Circulator pumps are used in central and district heating systems and domestic service systems. They need to be able to run quietly and consistently for long operational periods – often up to 5,000 hours a year. Usually the circulator pumps are designed to work for a maintenance-free 15 year lifetime. However, it is not seldom to see in our daily life that some circulator pumps fail to work in 1 year after installation or even as quickly as in several months. The reasons might be pump seizure, motor burnt, or shaft rapid wear. For the first two, it is easy to see and understand. But for the shaft rapid wear, many users or even maintenance personnel don’t know why. So they just simply say, “ oh, it’s a bad quality circulator”. Bad quality might be one of the reasons. But is that all? Today, let’s talk about the most common reasons for rapid wear of circulator pump shaft.
Traditionally the shaft/bearing systems are made of steel shafts and carbon bearings. This material combination does not offer optimum abrasive wear resistance to limescale and the most common abrasive wear particle – black iron oxide – which is present in heating plants containing mild steel parts. The gradual wearing of the shafts and bearings increases noise levels, reduces pump efficiency and in some cases causes pump seizure.
Efficiency and longevity have become increasingly critical selling points for pumps – so important that manufacturers are looking at every element of the design and manufacturing process to see where improvements can be made. Some manufacturers investigated how the pump performance could be improved and found that the combination of alumina ceramic shafts and bearings offered superior reliability and increased lifetime of their pumps. Ceramic shafts / bearings rotating in the water, containing abrasive wear particles, result in almost negligible wear, therefore maintaining tight clearance tolerances and virtually no noise increase over time.
Circulator Pump Orientation
Circulator pump should be oriented so that its motor shaft is horizontal. It is preferable to install the circulator pumps in a vertical pipe pumping upwards. This position ensures that the pump shaft is horizontal, which reduces the thrust bearing load and ensures positive air purging from both the rotor chamber and impeller housing.
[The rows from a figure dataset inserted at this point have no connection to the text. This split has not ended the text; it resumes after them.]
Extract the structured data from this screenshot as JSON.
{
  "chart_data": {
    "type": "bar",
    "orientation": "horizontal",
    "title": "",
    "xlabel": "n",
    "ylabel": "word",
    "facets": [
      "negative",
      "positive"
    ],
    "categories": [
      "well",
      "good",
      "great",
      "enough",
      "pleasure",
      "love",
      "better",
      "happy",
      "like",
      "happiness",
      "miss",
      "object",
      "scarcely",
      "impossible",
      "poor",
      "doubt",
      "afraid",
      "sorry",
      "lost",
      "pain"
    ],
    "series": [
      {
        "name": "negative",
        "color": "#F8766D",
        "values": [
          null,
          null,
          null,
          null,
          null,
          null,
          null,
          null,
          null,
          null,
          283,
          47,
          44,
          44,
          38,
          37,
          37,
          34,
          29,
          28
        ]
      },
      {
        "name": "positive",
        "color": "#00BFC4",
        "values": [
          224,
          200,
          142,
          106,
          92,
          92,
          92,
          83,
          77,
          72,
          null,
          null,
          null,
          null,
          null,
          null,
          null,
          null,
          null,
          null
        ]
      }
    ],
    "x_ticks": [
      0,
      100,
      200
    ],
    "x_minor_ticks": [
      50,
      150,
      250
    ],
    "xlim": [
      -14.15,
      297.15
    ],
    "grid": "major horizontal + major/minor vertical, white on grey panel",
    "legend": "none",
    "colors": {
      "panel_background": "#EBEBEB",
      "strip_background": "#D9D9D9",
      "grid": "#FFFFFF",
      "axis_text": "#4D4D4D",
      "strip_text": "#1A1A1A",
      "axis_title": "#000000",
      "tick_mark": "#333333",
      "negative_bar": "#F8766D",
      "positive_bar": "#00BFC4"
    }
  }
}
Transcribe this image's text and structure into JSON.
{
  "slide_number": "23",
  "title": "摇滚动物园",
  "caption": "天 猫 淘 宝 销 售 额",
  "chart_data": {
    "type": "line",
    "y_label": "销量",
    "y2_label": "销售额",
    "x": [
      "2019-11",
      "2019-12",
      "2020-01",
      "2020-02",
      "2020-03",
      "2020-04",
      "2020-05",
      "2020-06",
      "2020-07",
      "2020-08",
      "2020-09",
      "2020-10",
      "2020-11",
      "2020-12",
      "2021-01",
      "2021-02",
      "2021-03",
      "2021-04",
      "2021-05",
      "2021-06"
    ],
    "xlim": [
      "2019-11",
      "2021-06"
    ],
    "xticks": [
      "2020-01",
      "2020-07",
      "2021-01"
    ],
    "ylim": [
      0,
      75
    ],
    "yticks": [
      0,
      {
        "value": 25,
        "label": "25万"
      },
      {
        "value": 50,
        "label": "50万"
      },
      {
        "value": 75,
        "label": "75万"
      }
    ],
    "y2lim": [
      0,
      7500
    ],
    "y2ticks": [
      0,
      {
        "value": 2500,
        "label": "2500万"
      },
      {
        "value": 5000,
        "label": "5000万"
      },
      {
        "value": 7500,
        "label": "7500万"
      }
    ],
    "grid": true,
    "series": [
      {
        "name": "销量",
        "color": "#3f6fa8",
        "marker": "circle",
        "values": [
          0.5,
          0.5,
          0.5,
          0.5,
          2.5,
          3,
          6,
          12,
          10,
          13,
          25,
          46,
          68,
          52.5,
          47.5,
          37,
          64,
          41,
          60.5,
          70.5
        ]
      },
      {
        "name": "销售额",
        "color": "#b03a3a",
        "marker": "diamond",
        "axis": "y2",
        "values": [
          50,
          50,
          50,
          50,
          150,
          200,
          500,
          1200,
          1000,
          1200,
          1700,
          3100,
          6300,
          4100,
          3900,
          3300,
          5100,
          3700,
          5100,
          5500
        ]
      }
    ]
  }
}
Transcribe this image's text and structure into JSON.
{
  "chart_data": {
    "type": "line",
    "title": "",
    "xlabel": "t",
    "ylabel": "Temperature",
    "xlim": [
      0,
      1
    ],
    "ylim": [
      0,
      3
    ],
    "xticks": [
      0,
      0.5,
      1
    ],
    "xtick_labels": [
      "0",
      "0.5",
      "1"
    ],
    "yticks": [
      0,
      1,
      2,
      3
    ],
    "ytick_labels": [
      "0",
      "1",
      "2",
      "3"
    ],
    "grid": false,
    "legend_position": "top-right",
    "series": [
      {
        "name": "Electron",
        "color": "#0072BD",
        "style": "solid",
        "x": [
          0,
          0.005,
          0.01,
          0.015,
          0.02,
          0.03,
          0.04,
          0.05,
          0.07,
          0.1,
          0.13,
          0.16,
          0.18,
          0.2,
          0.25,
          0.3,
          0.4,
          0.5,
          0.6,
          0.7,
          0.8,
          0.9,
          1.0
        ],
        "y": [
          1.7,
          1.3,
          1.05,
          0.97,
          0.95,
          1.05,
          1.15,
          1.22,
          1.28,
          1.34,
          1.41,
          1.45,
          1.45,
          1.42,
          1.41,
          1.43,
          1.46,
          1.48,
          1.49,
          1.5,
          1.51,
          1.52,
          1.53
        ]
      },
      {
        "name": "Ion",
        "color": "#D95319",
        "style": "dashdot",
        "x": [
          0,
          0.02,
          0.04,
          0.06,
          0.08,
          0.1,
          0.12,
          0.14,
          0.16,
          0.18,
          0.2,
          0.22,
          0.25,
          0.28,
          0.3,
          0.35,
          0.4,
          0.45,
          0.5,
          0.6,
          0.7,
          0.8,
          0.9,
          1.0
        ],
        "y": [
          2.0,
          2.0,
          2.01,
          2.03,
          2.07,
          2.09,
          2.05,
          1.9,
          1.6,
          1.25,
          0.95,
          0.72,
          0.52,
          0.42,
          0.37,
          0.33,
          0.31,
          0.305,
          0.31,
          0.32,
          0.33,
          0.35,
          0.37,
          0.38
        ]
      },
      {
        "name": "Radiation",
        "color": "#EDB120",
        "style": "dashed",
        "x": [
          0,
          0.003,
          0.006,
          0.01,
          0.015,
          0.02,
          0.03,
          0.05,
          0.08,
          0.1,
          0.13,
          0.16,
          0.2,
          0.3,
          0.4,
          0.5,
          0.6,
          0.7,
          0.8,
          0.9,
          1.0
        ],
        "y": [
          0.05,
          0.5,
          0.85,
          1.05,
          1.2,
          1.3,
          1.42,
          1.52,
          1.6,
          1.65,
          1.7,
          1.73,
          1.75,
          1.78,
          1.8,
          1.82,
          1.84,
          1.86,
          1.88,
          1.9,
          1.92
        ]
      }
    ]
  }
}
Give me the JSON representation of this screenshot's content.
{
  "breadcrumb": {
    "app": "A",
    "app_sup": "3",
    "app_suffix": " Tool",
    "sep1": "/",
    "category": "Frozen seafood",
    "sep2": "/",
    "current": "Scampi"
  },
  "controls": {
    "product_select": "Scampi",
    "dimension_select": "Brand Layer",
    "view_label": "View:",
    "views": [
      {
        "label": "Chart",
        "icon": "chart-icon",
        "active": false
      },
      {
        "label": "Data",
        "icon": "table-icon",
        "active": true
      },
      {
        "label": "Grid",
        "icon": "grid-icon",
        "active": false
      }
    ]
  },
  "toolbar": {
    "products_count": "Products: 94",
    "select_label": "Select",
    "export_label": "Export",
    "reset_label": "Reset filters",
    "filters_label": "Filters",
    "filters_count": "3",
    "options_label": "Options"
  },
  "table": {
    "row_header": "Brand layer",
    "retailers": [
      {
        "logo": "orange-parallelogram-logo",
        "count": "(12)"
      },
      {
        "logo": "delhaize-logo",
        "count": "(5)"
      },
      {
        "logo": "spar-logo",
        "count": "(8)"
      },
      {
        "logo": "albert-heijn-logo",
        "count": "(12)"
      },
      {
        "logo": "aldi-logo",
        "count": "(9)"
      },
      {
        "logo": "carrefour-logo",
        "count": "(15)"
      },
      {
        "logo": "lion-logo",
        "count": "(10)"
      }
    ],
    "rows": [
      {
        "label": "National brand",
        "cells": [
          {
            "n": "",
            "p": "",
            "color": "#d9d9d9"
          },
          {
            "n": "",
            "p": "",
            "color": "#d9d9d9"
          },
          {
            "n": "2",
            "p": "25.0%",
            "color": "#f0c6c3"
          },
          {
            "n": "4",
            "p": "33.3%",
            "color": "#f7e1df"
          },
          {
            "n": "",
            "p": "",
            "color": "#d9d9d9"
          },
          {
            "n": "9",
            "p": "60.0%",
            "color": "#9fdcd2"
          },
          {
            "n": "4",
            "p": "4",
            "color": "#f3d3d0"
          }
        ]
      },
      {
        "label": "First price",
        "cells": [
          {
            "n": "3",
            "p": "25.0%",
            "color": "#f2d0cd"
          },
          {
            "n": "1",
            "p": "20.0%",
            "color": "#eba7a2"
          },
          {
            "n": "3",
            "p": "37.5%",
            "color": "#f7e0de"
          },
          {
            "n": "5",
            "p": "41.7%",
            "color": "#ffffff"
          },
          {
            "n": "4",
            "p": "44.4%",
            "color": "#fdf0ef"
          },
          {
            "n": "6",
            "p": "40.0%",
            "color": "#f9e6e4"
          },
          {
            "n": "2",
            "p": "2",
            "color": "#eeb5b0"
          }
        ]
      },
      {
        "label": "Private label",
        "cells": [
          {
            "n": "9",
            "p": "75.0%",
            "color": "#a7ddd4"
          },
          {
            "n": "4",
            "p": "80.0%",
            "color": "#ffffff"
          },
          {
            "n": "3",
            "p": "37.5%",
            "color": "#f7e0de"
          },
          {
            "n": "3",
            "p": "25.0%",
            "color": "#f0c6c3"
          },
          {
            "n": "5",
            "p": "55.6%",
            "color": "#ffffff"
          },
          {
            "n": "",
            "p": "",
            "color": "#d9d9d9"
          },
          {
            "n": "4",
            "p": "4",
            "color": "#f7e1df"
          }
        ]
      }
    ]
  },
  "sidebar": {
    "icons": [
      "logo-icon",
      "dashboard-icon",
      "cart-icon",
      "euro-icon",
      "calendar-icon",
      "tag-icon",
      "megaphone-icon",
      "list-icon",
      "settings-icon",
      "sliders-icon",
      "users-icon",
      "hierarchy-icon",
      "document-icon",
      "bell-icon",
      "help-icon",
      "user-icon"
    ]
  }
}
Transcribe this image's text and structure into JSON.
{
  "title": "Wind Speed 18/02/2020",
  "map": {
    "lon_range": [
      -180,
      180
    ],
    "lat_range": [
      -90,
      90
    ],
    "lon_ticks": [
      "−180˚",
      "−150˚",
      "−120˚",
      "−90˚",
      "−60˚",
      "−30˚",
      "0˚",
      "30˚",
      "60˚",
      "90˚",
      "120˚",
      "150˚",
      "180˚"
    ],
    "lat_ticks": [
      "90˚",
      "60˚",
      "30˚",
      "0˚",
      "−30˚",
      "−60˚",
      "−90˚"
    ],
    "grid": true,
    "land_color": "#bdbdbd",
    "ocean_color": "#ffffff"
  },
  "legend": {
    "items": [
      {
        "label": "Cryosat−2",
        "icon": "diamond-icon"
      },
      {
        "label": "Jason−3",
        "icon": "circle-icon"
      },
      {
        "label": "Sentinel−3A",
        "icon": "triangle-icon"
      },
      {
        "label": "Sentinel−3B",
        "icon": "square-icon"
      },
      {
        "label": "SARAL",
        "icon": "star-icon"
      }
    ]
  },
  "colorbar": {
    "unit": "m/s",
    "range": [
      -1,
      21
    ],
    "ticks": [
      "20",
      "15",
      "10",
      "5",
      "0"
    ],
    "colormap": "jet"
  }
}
Pumping downwards in a vertical pipe is not recommended as this may lead to air locking of the pump, with resultant loss of performance. However, pumping downwards is acceptable provided an effective air vent is incorporated in the system, before the pump.
Where pumps can only be installed in horizontal pipework, it is imperative that the pump shaft is horizontal, or slightly higher at the vent plug end.
The shaft must not fall below the horizontal plane, even by a few degrees, as this causes premature wear of the top bearing and shaft.
Pumps should not be installed with the shaft in a vertical plane, as this may lead to dry running of the top bearing, noise and possible pump failure.
To avoid cavitation noise and risk of damage to the bearings the minimum pump inlet pressure should be 1.4m at 82°C (water temperature).
Increases in air entrainment more than 1.5 to 2 percent will have immediate and deleterious effects on the pump from both an immediate performance aspect and a mechanical aspect in a protracted way.
As air bubbles become trapped at the pump suction, they block the fluid flow, and the pump performance will drop off. The flow rate will decrease, the developed head will drop off, and the efficiency will decline. Air entrainment even at values as low as 2 to 4 percent will cause increased pump vibration, which leads directly to premature bearing failure. Vibration is frequently caused by the unbalanced hydraulic loads on the impeller due to partial air blockage.
The unvented air also collects in the seal chamber (standard stuffing box configurations) to create air pockets that cause dry running of the shafts. Dry/non-lubricated shafts operation contributes to shortened life and ultimate failure.
Air entrainment is one of the major contributors to broken pump shafts because of the hydraulic surging and axial shuttling that occurs from a pump that is stalled one second (no load) and pumping the next (full load) in an endless and unintended “go to” loop of stress fatigue cycling.
Air entrainment also introduces unwanted free oxygen into the system, which is the major component in both general and chloride stress corrosion formulas, just to name two types.
Air entrainment at 2 percent will reduce pump performance by up to 12 percent. At 4 percent, it will reduce pump performance by 40 percent and at 10 percent, it will likely stall the pump altogether.
The potential reason that can cause the rapid wear of circulator pumps is not only one. Basically to get optimum abrasive wear resistance, we should use ceramic shafts & bearings combination. To reduce the wear, we should make sure the shaft is horizontal while installing the pump, and vent the air in pump systems before use the pump.